Dropping the price point will also make the meal’s price point accessible to more families. In that same vein, there will also be $15 kids options that can be added to orders. There is also now a Your Farms, Your Table retail line available featuring its popular salad dressings, with the possibility of frozen foods and more sauces coming soon.
“That’s our language in a different outlet,” Diminich says of the retail line. “And so the idea was born.”
Several recent staffing changes, including promotions and new hires, have eased the burden on Diminich himself at both Your Farms, Your Table and Restaurant Constance. Former events director Jill Vande Woude has taken the position as general manager, with Susan Grotts replacing her as director of events. Diminich has also hired Edward Kuehnle as beverage director at Restaurant Constance, where he’ll not only oversee the coffee and wine programs, but also a robust non-alcoholic beverage program.
“We will focus the same amount of energy that we do with wine pairings as we do with our non-alcoholic pairings, “Diminich says. “You come in and you get four courses or whatever the number is, if you’re a non drinker or sober person like myself, you deserve to have a beverage that stands up to the food that you’re pairing it with. That’s the mission.”

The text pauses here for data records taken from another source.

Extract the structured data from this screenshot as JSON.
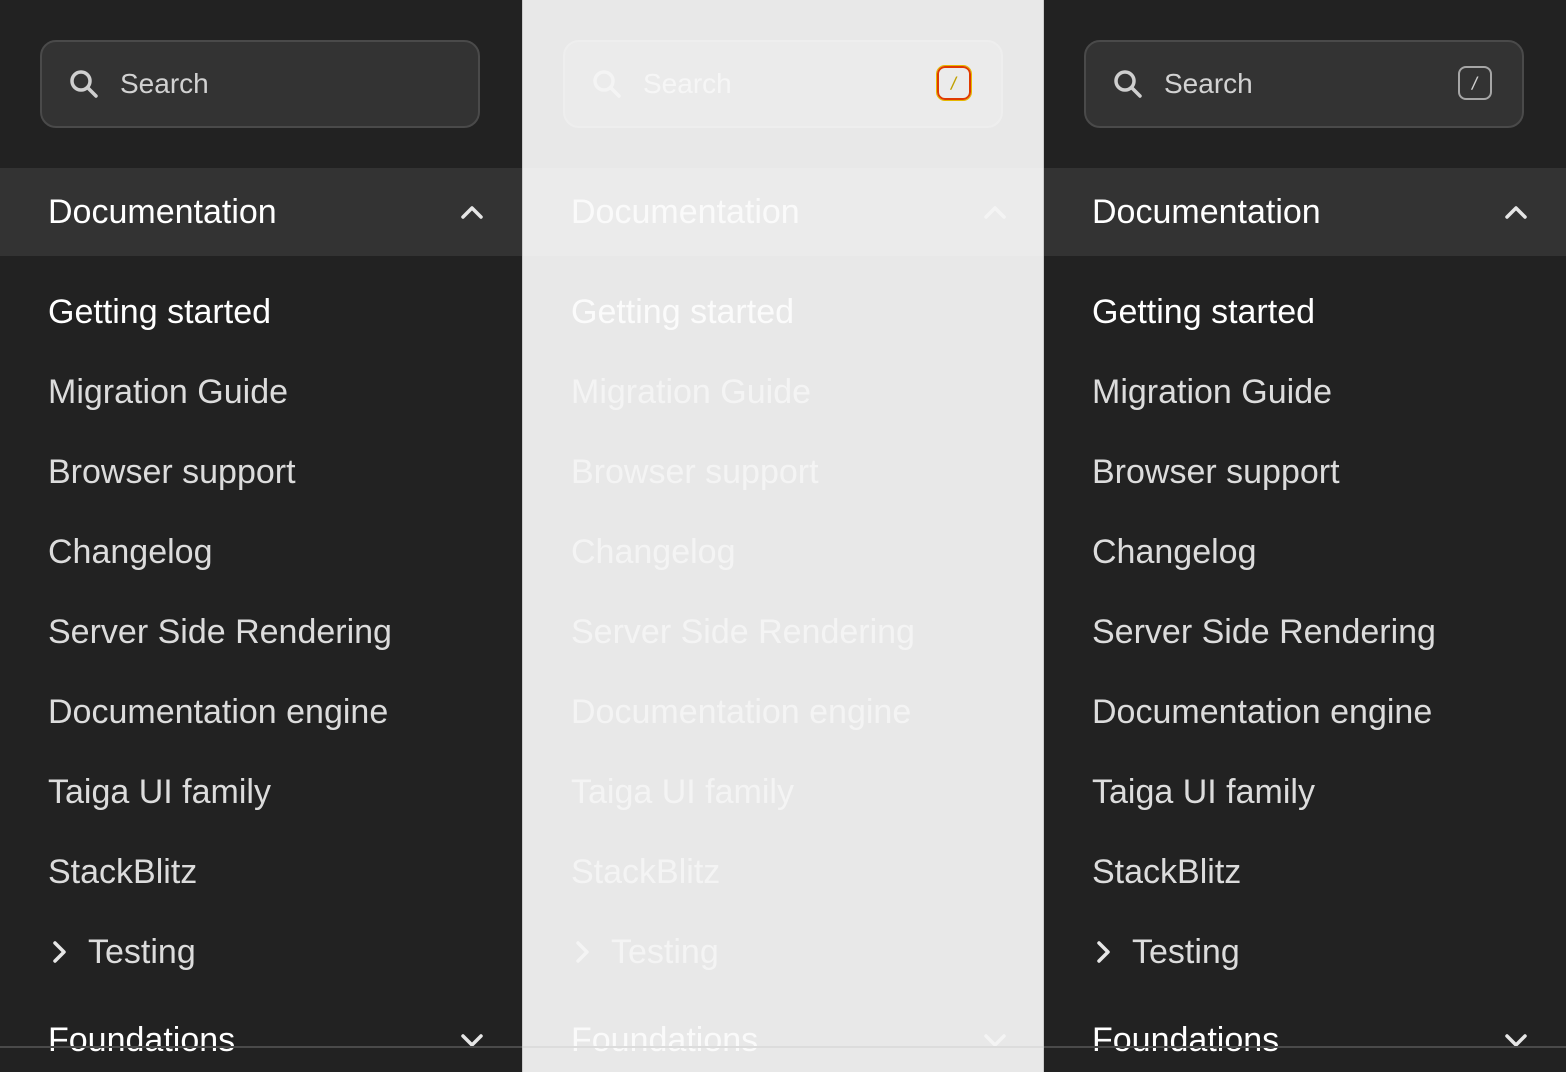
{
  "panels": [
    {
      "theme": "dark",
      "search": {
        "placeholder": "Search",
        "shortcut": ""
      },
      "section": {
        "title": "Documentation",
        "expanded": true
      },
      "items": [
        "Getting started",
        "Migration Guide",
        "Browser support",
        "Changelog",
        "Server Side Rendering",
        "Documentation engine",
        "Taiga UI family",
        "StackBlitz"
      ],
      "testing": "Testing",
      "section2": {
        "title": "Foundations",
        "expanded": false
      }
    },
    {
      "theme": "light",
      "search": {
        "placeholder": "Search",
        "shortcut": "/"
      },
      "section": {
        "title": "Documentation",
        "expanded": true
      },
      "items": [
        "Getting started",
        "Migration Guide",
        "Browser support",
        "Changelog",
        "Server Side Rendering",
        "Documentation engine",
        "Taiga UI family",
        "StackBlitz"
      ],
      "testing": "Testing",
      "section2": {
        "title": "Foundations",
        "expanded": false
      }
    },
    {
      "theme": "dark",
      "search": {
        "placeholder": "Search",
        "shortcut": "/"
      },
      "section": {
        "title": "Documentation",
        "expanded": true
      },
      "items": [
        "Getting started",
        "Migration Guide",
        "Browser support",
        "Changelog",
        "Server Side Rendering",
        "Documentation engine",
        "Taiga UI family",
        "StackBlitz"
      ],
      "testing": "Testing",
      "section2": {
        "title": "Foundations",
        "expanded": false
      }
    }
  ],
  "icons": {
    "search": "search-icon",
    "collapse": "chevron-up-icon",
    "expand": "chevron-down-icon",
    "submenu": "chevron-right-icon"
  },
  "colors": {
    "dark_bg": "#222222",
    "dark_header_bg": "#333333",
    "light_bg": "#e8e8e8"
  }
}
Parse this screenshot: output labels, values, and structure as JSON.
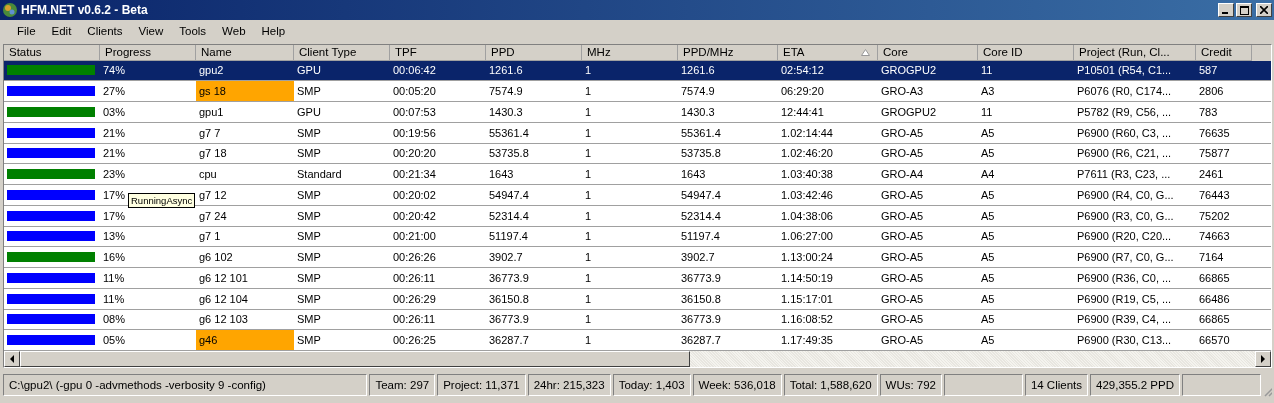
{
  "window": {
    "title": "HFM.NET v0.6.2 - Beta"
  },
  "menu": [
    "File",
    "Edit",
    "Clients",
    "View",
    "Tools",
    "Web",
    "Help"
  ],
  "table": {
    "columns": [
      {
        "label": "Status"
      },
      {
        "label": "Progress"
      },
      {
        "label": "Name"
      },
      {
        "label": "Client Type"
      },
      {
        "label": "TPF"
      },
      {
        "label": "PPD"
      },
      {
        "label": "MHz"
      },
      {
        "label": "PPD/MHz"
      },
      {
        "label": "ETA",
        "sorted": true
      },
      {
        "label": "Core"
      },
      {
        "label": "Core ID"
      },
      {
        "label": "Project (Run, Cl..."
      },
      {
        "label": "Credit"
      }
    ],
    "rows": [
      {
        "selected": true,
        "color": "#008000",
        "name_highlight": false,
        "cells": [
          "",
          "74%",
          "gpu2",
          "GPU",
          "00:06:42",
          "1261.6",
          "1",
          "1261.6",
          "02:54:12",
          "GROGPU2",
          "11",
          "P10501 (R54, C1...",
          "587"
        ]
      },
      {
        "selected": false,
        "color": "#0000ff",
        "name_highlight": true,
        "cells": [
          "",
          "27%",
          "gs 18",
          "SMP",
          "00:05:20",
          "7574.9",
          "1",
          "7574.9",
          "06:29:20",
          "GRO-A3",
          "A3",
          "P6076 (R0, C174...",
          "2806"
        ]
      },
      {
        "selected": false,
        "color": "#008000",
        "name_highlight": false,
        "cells": [
          "",
          "03%",
          "gpu1",
          "GPU",
          "00:07:53",
          "1430.3",
          "1",
          "1430.3",
          "12:44:41",
          "GROGPU2",
          "11",
          "P5782 (R9, C56, ...",
          "783"
        ]
      },
      {
        "selected": false,
        "color": "#0000ff",
        "name_highlight": false,
        "cells": [
          "",
          "21%",
          "g7 7",
          "SMP",
          "00:19:56",
          "55361.4",
          "1",
          "55361.4",
          "1.02:14:44",
          "GRO-A5",
          "A5",
          "P6900 (R60, C3, ...",
          "76635"
        ]
      },
      {
        "selected": false,
        "color": "#0000ff",
        "name_highlight": false,
        "cells": [
          "",
          "21%",
          "g7 18",
          "SMP",
          "00:20:20",
          "53735.8",
          "1",
          "53735.8",
          "1.02:46:20",
          "GRO-A5",
          "A5",
          "P6900 (R6, C21, ...",
          "75877"
        ]
      },
      {
        "selected": false,
        "color": "#008000",
        "name_highlight": false,
        "cells": [
          "",
          "23%",
          "cpu",
          "Standard",
          "00:21:34",
          "1643",
          "1",
          "1643",
          "1.03:40:38",
          "GRO-A4",
          "A4",
          "P7611 (R3, C23, ...",
          "2461"
        ]
      },
      {
        "selected": false,
        "color": "#0000ff",
        "name_highlight": false,
        "cells": [
          "",
          "17%",
          "g7 12",
          "SMP",
          "00:20:02",
          "54947.4",
          "1",
          "54947.4",
          "1.03:42:46",
          "GRO-A5",
          "A5",
          "P6900 (R4, C0, G...",
          "76443"
        ]
      },
      {
        "selected": false,
        "color": "#0000ff",
        "name_highlight": false,
        "cells": [
          "",
          "17%",
          "g7 24",
          "SMP",
          "00:20:42",
          "52314.4",
          "1",
          "52314.4",
          "1.04:38:06",
          "GRO-A5",
          "A5",
          "P6900 (R3, C0, G...",
          "75202"
        ]
      },
      {
        "selected": false,
        "color": "#0000ff",
        "name_highlight": false,
        "cells": [
          "",
          "13%",
          "g7 1",
          "SMP",
          "00:21:00",
          "51197.4",
          "1",
          "51197.4",
          "1.06:27:00",
          "GRO-A5",
          "A5",
          "P6900 (R20, C20...",
          "74663"
        ]
      },
      {
        "selected": false,
        "color": "#008000",
        "name_highlight": false,
        "cells": [
          "",
          "16%",
          "g6 102",
          "SMP",
          "00:26:26",
          "3902.7",
          "1",
          "3902.7",
          "1.13:00:24",
          "GRO-A5",
          "A5",
          "P6900 (R7, C0, G...",
          "7164"
        ]
      },
      {
        "selected": false,
        "color": "#0000ff",
        "name_highlight": false,
        "cells": [
          "",
          "11%",
          "g6 12 101",
          "SMP",
          "00:26:11",
          "36773.9",
          "1",
          "36773.9",
          "1.14:50:19",
          "GRO-A5",
          "A5",
          "P6900 (R36, C0, ...",
          "66865"
        ]
      },
      {
        "selected": false,
        "color": "#0000ff",
        "name_highlight": false,
        "cells": [
          "",
          "11%",
          "g6 12 104",
          "SMP",
          "00:26:29",
          "36150.8",
          "1",
          "36150.8",
          "1.15:17:01",
          "GRO-A5",
          "A5",
          "P6900 (R19, C5, ...",
          "66486"
        ]
      },
      {
        "selected": false,
        "color": "#0000ff",
        "name_highlight": false,
        "cells": [
          "",
          "08%",
          "g6 12 103",
          "SMP",
          "00:26:11",
          "36773.9",
          "1",
          "36773.9",
          "1.16:08:52",
          "GRO-A5",
          "A5",
          "P6900 (R39, C4, ...",
          "66865"
        ]
      },
      {
        "selected": false,
        "color": "#0000ff",
        "name_highlight": true,
        "cells": [
          "",
          "05%",
          "g46",
          "SMP",
          "00:26:25",
          "36287.7",
          "1",
          "36287.7",
          "1.17:49:35",
          "GRO-A5",
          "A5",
          "P6900 (R30, C13...",
          "66570"
        ]
      }
    ]
  },
  "tooltip": "RunningAsync",
  "status_bar": [
    "C:\\gpu2\\ (-gpu 0 -advmethods -verbosity 9 -config)",
    "Team: 297",
    "Project: 11,371",
    "24hr: 215,323",
    "Today: 1,403",
    "Week: 536,018",
    "Total: 1,588,620",
    "WUs: 792",
    "14 Clients",
    "429,355.2 PPD"
  ]
}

As Restaurant Constance’s hopeful Dec. 5 opening date approaches, details about the concept are becoming more clear. The menu will feature seasonal, local produce in a 38-seat dining room featuring two banquets as well as traditional seating, with no high tops, though there will be a chef’s table that overlooks the kitchen through glass. On the menu will be dishes portioned to a size where guests can order several items and create their own tasting menu. The decor will include a TV screen with footage from the farms supplying the restaurant, and will all play a part in getting across the narrative of Restaurant Constance.
“For the most part, to sum it up, it’s going to tell a story of myself, [my daughter] Constance, [my son] Allan Grey, and our local community of suppliers and farmers.”